Facts and Myths About Foods for Colds and Flu
You may turn to large doses of vitamin C during the winter months to avoid getting sick, but unfortunately this doesn’t work. Where vitamin C may have some merit is in its ability to shorten the duration of a cold once you’re already under the weather. Vitamin C is also an antioxidant—those anti-inflammatory properties may assist with swollen sinuses.
Much like vitamin C, there’s not enough evidence to support that taking in extra zinc will keep sickness at bay. Meeting daily needs for zinc is important for a healthy immune system, however exceeding these daily requirements can be toxic. Back in 2009, the FDA warned consumers to stay away from zinc nasal sprays after studies found they could damage the sense of smell.
Even though you might not be able to taste your food very well, it's important to stay fueled and hydrated when you’re under the weather. It seems like a silly saying but you actually need those calories to heal. Extra doses of antioxidant-rich fruits and veggies certainly wouldn’t hurt either.
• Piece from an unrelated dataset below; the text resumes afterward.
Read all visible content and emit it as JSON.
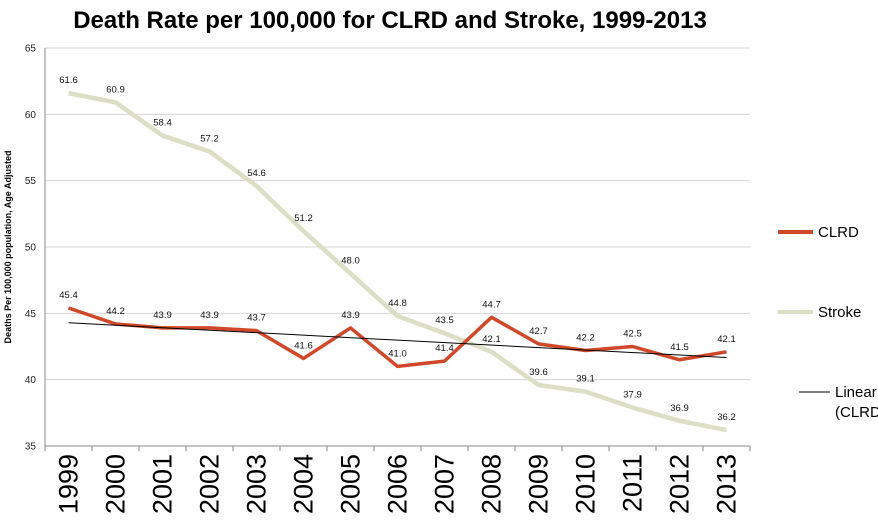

There’s no science to back up that depriving calories can help treat fever. While hunger pangs may be diminished, simply eat if you’re hungry! Small, light meals are fine if you can keep them down. Staying hydrated is also a must for fighting an infection.
According to the National Institute of Health, the healing benefits of chicken soup are numerous. Not only is grandma’s home remedy heart warming – it has properties that help fight inflammation. It also helps keeps you hydrated and mobilizes mucus.
Some swear that milk and other dairy products make a phlegmy illness go from bad to worse, but there’s no science behind it. In fact, most studies have found no relationship between eating dairy and increased production of mucus.